Когда-то давно, впервые увидев отца Петра в храме, монаха поразил его взгляд, полный любви и доверия. В нём не было ни капли неодобрения, порицания или отчуждения. За этим взглядом стоял сам Христос! Монаху тогда стало не по себе. Мука любви сковала его сердце, слёзы навернулись на глаза. Мелькнула мысль: «Кто я и кто он? Почему он возвысил меня своей любовью до самого неба, поставил рядом со святыми и даже с самим Богом? Разве я достоин этого?» Сладкая боль заполнила собой всё его существо. Ему хотелось убежать, спрятаться от этой жгучей любви, но и одновременно остаться, вечно быть под её блаженным покровом. Это был бальзам, который разом и растравлял, и лечил рану. Когда он заглянул в эти глаза, то сразу понял, что пропал навеки. Отец Пётр как будто увидел в нём что-то, заслуживающее любви, и с этой минуты монах стал искать в себе это зёрнышко добра и чистоты, взращивать его, холить и лелеять. Он хотел стать достойным этой любви!

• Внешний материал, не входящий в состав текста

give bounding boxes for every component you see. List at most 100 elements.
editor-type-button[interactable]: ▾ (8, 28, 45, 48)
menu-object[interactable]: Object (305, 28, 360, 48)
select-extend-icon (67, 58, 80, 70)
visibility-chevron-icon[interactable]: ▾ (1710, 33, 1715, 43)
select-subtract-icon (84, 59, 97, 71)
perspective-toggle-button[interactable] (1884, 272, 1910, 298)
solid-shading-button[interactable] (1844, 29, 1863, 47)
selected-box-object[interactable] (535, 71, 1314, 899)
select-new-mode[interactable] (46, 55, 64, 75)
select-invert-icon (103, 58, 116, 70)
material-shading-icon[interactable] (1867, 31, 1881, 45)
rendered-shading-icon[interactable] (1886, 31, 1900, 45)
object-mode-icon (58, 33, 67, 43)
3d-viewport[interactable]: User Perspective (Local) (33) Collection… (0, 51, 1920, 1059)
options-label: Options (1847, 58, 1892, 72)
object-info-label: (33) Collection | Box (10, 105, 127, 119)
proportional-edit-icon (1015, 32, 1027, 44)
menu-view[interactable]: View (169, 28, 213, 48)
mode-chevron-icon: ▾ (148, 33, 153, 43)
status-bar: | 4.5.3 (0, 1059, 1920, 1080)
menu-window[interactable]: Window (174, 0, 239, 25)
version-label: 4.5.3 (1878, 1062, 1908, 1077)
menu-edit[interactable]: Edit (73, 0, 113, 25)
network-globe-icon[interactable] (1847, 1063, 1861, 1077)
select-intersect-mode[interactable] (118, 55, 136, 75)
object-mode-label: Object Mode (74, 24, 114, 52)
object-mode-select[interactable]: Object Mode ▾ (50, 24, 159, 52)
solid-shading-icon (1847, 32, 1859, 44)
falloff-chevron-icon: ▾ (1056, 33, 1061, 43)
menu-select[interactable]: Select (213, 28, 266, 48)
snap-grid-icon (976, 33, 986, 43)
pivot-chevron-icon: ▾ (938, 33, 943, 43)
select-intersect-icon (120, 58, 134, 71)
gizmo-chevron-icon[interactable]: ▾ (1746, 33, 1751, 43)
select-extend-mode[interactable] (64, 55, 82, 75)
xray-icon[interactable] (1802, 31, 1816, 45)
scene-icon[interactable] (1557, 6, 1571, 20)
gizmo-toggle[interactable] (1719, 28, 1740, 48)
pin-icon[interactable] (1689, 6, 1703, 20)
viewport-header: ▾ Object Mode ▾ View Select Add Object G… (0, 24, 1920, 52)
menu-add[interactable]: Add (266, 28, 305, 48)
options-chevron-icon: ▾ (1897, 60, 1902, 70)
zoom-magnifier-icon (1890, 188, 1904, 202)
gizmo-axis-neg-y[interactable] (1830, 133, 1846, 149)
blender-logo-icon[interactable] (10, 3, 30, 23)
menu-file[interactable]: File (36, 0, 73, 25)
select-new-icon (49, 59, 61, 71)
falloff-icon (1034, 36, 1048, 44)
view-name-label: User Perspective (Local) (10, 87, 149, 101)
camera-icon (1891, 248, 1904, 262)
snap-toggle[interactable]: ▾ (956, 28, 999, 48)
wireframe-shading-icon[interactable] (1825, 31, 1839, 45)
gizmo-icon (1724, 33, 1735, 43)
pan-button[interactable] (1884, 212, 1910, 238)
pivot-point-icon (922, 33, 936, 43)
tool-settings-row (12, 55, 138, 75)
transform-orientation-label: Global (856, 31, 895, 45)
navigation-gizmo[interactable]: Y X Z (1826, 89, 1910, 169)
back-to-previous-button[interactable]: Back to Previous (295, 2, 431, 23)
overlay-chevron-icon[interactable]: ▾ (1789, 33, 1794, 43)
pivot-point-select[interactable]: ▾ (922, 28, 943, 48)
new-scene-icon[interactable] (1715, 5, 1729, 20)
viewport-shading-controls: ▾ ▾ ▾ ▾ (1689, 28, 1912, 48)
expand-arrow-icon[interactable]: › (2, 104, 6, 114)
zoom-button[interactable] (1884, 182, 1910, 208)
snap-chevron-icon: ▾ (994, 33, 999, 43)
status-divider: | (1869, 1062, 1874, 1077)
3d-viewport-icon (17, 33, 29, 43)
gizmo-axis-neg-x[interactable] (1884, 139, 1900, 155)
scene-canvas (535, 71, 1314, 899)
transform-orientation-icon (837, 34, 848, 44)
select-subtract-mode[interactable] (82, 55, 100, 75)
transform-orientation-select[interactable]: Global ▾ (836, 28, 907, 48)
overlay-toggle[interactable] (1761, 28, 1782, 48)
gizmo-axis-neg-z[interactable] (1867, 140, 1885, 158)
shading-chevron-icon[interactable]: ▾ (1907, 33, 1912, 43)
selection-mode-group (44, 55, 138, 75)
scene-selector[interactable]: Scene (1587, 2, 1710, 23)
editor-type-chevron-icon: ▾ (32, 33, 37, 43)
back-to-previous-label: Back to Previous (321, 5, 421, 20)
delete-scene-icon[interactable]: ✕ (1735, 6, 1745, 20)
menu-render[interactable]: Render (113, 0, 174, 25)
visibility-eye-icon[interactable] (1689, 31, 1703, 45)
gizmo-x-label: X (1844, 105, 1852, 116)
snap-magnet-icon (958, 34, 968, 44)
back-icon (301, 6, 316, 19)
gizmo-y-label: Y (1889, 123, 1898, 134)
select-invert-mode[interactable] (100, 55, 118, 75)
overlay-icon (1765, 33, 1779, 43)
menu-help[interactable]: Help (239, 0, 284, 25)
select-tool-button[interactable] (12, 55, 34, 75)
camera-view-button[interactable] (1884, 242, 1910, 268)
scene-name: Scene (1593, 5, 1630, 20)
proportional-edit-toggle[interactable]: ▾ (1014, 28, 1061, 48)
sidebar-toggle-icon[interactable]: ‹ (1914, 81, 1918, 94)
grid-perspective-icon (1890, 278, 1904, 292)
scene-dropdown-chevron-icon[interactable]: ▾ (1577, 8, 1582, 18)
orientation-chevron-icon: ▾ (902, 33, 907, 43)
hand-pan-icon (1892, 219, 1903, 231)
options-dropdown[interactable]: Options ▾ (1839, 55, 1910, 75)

Теперь же настал черёд монаха так же посмотреть на своих детей. Он не должен учить их чему-то, он должен просто любить их и молиться за них. И чем они немощнее, тем больше им нужно тепла, заботы и доверия, тем усерднее им надо служить. Он должен стать для них всем, принять их в себя, пронзить их сердца своей любовью! Тогда, возможно, в них произойдёт тот же переворот, что совершился когда-то в нём самом… Когда почва вдруг уходит из-под ног, мир переворачивается, и всё предстаёт в ином свете. Человек остаётся с виду тем же, но что-то в его глубине меняется. В нём начинает течь кровь Христа, Его жизнь пульсирует в сердце и наполняет собой пустой сосуд души. И тогда, по слову апостола Павла, уже не он живёт, но живёт в нём Христос!

* * *

Монах видел, что скоро умрёт. Он знал о приближении смерти с такой же очевидностью, как мы знаем о приближении осени, когда видим увядающую траву и первые жёлтые листочки на деревьях. Мало того, он сам сознательно призывал её и желал поскорее разрешиться от бремени тела. Он даже знал, как именно он умрёт, ведь он запланировал свою смерть заранее, продумал мельчайшие детали. Но, несмотря на это, он всё-таки боялся, боялся не самой смерти, а того, что стоит за ней. Какая участь ожидает его там? Этого запланировать нельзя, ведь решение зависит не только от нас. Человеку, который привык всё контролировать, трудно бывает смириться с тем, что кто-то другой возьмёт управление в свои руки. А в эту страшную минуту надо полностью отрешиться от себя, всего себя отдать Богу и лишь смиренно стоять пред Ним, ожидая Его решения. Это экзамен на доверие – всё равно что, завязав глаза, дать провести себя по узкому мосту над пропастью. Такое можно позволить только человеку, которому ты безгранично веришь. Если во время испытания смалодушничаешь, поколеблешься, усомнишься, то наверняка оступишься и упадёшь во тьму внешнюю. Монах знал: ему не пройти! Он не устоит в любви и верности, наверняка засмотрится на сторону и вместо вечности с Богом изберёт вечность с сатаной. Ведь в нём так много несовершенного, так много непоборенных страстей и привязанностей к этому миру! «Нет, не надо себя обманывать, шансов нет никаких! Господь милостив, но я сам не выдержу Его обжигающей любви, убегу от Его всепрощения. Ведь Он требует от нас полной открытости, а я, как Адам, до сих пор прячусь от Него за кустом, изворачиваюсь и лгу Ему, пытаюсь всеми силами скрыться от Него в самых тёмных тайниках своей души. Как же я там смогу обнажить пред ним свою душу и войти в Его радость? Нет, это невозможно! Я пропал. А если так, если нет мне надежды на спасение, то к чему вся моя жизнь? Зачем я так долго обманывал себя и Бога, прикидывался Его искренним слугой, признавался Ему в любви?! Так страшно в конце жизни вдруг осознать, что всё было напрасно! И как теперь быть? Чем заполнить вновь открывшуюся во мне пустоту?»